BACKGROUND: Many vertebrates distinguish between short and long day lengths using suprachiasmatic nuclei (SCN). In birds particular, the mediobasal hypothalamus (MBH) is suggested to be involved in the timing of seasonal reproduction. This study investigated the response of SCN and MBH to a single long day, and the role of MBH in induction of the migratory phenotype in night-migratory blackheaded buntings. METHODOLOGY/PRINCIPAL FINDINGS: Experiment 1 immunocytochemically measured c-fos in the SCN, and c-fos, vasoactive intestinal peptide (VIP) and neuropeptide Y (NPY) in the MBH of buntings exposed to a 20 h light period. Long light period induced significantly stronger c-fos expression, measured as number of c-fos-like immunoreactive (c-fos-lir) cells, in MBH, but not in the SCN. Within the MBH, c-fos-lir cells were significantly denser in the inferior hypothalamic nucleus (IH) and infundibular nucleus (IN), but not in the dorsomedial hypothalamus (DMH). IH and IN also had significantly increased number of VIP and NPY labeled cells. DMH had significantly increased number of VIP labeled cells only. Experiment 2 assayed c-fos, VIP and NPY immunoreactivities in the middle of day and night in the MBH of buntings, after seven long days (day active, non-migratory state) and after seven days of Zugunruhe (night active, migratory state) in long days. In the migratory state, the number of c-fos-lir cells was significantly greater only in DMH; VIP-lir cells were denser in all three MBH regions suggesting enhanced light sensitivity at night. The denser NPY-lir cells only in IN in the non-migratory state were probably due to premigratory hyperphagia. CONCLUSIONS/SIGNIFICANCE: In buntings, SCN may not be involved in the photoperiod-induced seasonal responses. MBH contains the seasonal clock sensitive to day length. VIP and NPY are parts of the neuroendocrine mechanism(s) involved, respectively, in sensing and translating the photoperiodic message in a seasonal response.

Phase inversion of neural activity in the olfactory and visual systems of a night-migratory bird during migration.

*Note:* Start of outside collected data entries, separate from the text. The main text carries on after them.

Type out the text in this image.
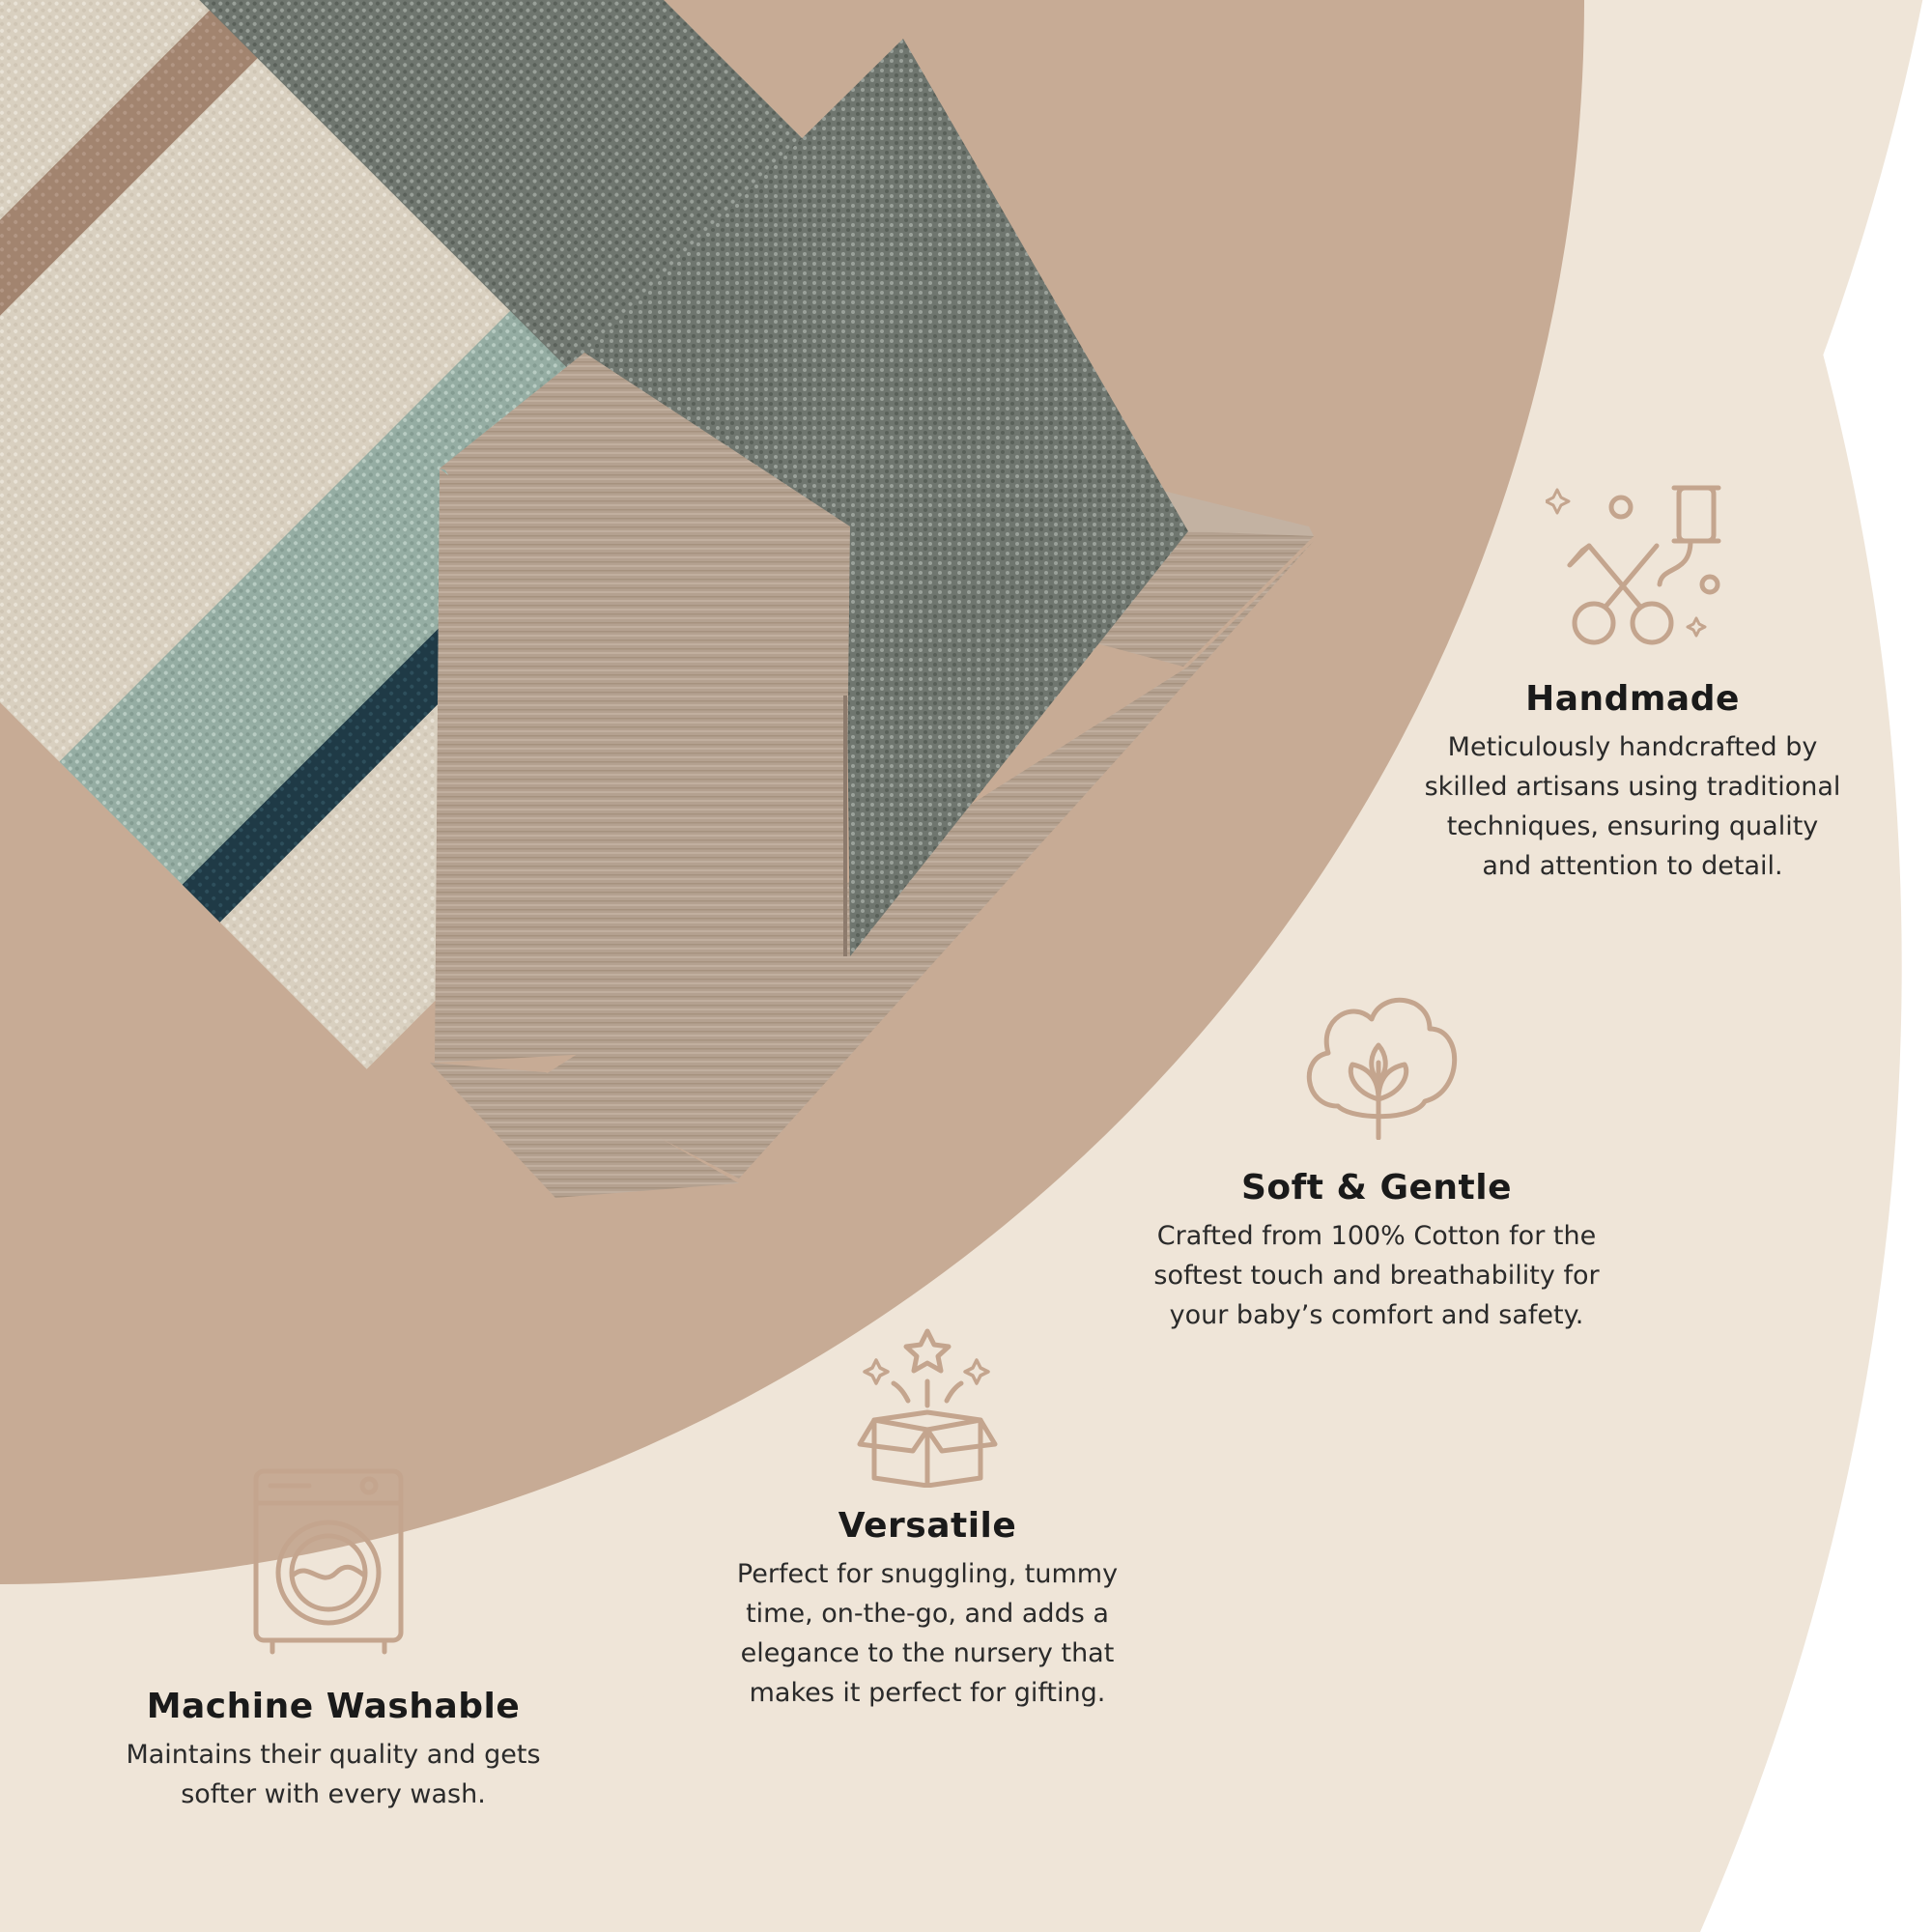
Handmade

Meticulously handcrafted by
skilled artisans using traditional
techniques, ensuring quality
and attention to detail.

Soft & Gentle

Crafted from 100% Cotton for the
softest touch and breathability for
your baby’s comfort and safety.

Versatile

Perfect for snuggling, tummy
time, on-the-go, and adds a
elegance to the nursery that
makes it perfect for gifting.

Machine Washable

Maintains their quality and gets
softer with every wash.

Olfactory and visual sensory mechanisms seem to play a critical role in migratory orientation and navigation. How these two mechanisms are functionally linked with other migratory processes is unknown. We investigated this, in relation to the profound behavioural shift that occurs during migration in the night-migratory blackheaded bunting (Emberiza melanocephala). Photosensitive unstimulated birds singly housed in activity cages were subjected to long days (LD 16/8). The activity of each bird was continuously monitored. Daily activity pattern defined the nonmigratory phase (no nocturnal activity) and migratory phase (intense nocturnal activity, Zugunruhe). Body mass and testis size were measured at the beginning and end of the experiment. Long days induced the migratory phenotype (body fattening and Zugunruhe) and testis maturation. The c-fos (Fos) immunoreactivity, as marker of the neural activity of the olfactory and visual subsystems, was measured at midday (8 h after lights-on) and midnight (4 h after lights-off) after the first seven long days (nonmigratory phase) and after seven nights of the Zugunruhe (migratory phase). In the nonmigratory phase, Fos-like immunoreactive (Fos-lir) cells in the olfactory and visual subsystems were high in the day and low at night. In the migratory phase, this was reversed; Fos-lir cells were high at night and low in the day. The phase inversion of neural activity in the olfactory and visual systems in parallel with the behavioral shift suggests a functional coupling between the systems governing migratory flight (expressed as Zugunruhe) and migratory orientation and navigation.